Many Zimbabweans will remember Mugabe more for his economic mismanagement and increasingly tyrannical rule that followed the initial hope of liberation. Millions fled the country to escape decades of hyperinflation and crackdowns on dissidents.

Many are struggling to survive in the post-Mugabe era. “Things were much better under Comrade Mugabe, prices of basics were lower,” said Daydream Goba, 27. “Now, we can barely manage.” Mugabe’s funeral arrangements were also the subject of a dispute between Mnangagwa and the family over where and when the former leader should be buried.

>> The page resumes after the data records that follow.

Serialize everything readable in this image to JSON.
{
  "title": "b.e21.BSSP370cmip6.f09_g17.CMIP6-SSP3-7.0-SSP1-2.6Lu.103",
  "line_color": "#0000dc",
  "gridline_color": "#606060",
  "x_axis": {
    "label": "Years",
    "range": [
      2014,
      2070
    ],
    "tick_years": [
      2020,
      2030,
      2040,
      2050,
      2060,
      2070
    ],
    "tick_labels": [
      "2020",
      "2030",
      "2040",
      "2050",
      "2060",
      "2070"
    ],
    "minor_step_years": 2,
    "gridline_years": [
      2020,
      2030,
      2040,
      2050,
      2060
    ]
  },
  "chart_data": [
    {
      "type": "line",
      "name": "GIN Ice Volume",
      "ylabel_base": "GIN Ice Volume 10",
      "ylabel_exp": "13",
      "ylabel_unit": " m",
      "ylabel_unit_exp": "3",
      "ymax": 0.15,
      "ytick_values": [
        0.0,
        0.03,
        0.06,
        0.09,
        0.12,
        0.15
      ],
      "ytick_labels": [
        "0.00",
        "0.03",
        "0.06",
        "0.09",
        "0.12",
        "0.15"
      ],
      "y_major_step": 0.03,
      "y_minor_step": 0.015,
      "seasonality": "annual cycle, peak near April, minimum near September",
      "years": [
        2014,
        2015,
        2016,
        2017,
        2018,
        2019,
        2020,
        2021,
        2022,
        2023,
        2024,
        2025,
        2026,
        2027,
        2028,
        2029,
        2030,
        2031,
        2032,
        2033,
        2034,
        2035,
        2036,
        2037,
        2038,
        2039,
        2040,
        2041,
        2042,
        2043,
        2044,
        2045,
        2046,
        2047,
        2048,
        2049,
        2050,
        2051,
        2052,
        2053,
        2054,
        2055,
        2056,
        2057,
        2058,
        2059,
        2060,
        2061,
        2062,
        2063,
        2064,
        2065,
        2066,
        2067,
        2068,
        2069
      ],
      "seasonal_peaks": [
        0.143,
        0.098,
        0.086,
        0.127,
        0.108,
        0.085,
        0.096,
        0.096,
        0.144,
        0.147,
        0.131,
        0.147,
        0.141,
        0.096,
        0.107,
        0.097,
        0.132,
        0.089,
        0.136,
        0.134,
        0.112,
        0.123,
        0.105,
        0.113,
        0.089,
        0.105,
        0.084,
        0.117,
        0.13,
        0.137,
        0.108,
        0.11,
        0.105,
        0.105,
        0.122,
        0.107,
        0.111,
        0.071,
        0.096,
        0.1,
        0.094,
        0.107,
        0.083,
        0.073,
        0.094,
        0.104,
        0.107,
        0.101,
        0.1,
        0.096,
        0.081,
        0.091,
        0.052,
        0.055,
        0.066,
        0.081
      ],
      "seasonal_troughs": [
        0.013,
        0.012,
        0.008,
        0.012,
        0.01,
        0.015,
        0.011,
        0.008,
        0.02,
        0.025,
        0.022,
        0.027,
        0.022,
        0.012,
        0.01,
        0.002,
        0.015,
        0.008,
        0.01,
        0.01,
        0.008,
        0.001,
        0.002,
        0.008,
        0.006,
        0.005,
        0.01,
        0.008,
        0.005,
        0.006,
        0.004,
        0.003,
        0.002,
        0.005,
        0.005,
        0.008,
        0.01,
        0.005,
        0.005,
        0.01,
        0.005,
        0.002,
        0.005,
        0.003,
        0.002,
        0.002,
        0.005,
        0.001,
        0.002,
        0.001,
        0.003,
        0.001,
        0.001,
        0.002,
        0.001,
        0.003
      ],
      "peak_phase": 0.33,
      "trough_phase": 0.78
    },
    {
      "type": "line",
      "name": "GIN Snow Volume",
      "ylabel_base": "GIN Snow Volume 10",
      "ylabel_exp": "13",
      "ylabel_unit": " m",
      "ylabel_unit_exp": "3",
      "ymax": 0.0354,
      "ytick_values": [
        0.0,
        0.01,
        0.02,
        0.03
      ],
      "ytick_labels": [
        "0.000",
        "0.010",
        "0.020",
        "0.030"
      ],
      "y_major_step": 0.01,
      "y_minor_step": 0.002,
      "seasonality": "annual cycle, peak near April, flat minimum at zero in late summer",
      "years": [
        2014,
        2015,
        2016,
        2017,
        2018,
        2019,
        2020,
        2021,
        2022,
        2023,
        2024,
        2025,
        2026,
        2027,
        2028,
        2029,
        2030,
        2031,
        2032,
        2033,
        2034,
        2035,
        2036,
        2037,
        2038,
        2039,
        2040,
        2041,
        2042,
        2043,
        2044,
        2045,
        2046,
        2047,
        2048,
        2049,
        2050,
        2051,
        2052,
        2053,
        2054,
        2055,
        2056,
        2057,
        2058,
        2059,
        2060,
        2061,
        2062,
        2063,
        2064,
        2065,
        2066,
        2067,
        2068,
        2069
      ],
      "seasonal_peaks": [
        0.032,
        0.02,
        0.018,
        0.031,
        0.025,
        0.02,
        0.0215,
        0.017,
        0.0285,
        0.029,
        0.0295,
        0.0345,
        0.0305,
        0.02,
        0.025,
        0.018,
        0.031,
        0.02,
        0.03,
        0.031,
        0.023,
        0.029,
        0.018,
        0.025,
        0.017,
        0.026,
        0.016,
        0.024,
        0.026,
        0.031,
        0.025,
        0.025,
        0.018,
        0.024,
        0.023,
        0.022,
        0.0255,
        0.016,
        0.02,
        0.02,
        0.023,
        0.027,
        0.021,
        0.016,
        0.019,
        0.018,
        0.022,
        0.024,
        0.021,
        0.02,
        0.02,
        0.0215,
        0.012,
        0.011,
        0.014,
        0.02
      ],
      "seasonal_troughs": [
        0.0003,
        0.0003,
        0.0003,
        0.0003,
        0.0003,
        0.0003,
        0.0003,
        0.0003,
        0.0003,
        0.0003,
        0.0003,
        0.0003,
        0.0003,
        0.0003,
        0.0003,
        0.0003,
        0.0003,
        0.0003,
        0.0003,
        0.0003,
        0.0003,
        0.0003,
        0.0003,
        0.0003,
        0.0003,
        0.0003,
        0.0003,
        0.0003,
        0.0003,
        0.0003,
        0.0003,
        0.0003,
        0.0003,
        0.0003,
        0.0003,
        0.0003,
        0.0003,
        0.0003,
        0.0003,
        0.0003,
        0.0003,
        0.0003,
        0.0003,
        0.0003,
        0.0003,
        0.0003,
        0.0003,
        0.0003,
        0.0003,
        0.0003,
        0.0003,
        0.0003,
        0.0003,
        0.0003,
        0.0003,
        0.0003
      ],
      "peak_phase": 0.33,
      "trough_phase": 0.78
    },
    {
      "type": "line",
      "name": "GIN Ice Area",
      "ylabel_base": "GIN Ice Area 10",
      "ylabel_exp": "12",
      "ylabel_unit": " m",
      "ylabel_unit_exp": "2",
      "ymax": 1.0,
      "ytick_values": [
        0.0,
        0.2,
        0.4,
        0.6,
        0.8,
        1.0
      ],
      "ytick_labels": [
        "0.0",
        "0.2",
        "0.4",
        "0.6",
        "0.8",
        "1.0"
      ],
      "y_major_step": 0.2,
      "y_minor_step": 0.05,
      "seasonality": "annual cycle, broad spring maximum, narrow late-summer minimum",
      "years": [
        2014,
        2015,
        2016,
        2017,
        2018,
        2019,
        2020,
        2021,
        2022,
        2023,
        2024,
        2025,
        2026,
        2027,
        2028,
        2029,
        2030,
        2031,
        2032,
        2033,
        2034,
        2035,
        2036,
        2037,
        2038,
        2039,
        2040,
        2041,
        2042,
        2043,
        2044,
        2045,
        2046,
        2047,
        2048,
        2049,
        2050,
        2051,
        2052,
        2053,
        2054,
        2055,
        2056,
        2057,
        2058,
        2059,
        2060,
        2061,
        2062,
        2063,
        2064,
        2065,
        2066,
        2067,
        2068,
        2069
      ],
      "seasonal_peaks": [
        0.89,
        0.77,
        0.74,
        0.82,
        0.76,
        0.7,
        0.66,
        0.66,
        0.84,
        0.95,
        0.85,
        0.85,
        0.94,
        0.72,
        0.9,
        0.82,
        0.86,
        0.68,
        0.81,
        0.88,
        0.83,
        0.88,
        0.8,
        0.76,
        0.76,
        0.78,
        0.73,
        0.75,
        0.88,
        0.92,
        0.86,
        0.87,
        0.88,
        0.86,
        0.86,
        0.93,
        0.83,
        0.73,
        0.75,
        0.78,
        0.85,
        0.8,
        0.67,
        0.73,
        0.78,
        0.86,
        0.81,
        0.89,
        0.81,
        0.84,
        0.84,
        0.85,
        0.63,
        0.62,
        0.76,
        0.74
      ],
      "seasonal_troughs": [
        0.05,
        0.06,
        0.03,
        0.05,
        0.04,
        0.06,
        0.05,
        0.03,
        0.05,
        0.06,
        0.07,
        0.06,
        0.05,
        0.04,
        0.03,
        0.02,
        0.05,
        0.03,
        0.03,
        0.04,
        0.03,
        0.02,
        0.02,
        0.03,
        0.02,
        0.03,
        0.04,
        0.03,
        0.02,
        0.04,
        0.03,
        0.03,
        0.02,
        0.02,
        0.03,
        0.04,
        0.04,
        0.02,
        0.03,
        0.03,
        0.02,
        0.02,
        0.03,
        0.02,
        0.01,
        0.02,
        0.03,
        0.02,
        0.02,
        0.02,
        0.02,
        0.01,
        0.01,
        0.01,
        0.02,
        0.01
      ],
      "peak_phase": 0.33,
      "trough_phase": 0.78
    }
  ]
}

His family are still bitter over the role Mnangagwa played in his ousting and had pushed for Mugabe to be buried in his homestead of Zvimba, north-west of Harare. A former guerrilla who fought alongside Mugabe against colonial forces, Mnangagwa was fired as first vice-president and branded a traitor.

Protesters and military officers pressured Mugabe to step down soon after, in what was widely seen as a struggle between Mnangagwa’s faction and loyalists to Grace inside the ruling Zanu-PF party. The “heroes” monument, where more than 130 national figures are buried in black marble tombs, sits on a hilltop overlooking Harare. Mugabe’s first wife, Sally, is also buried there.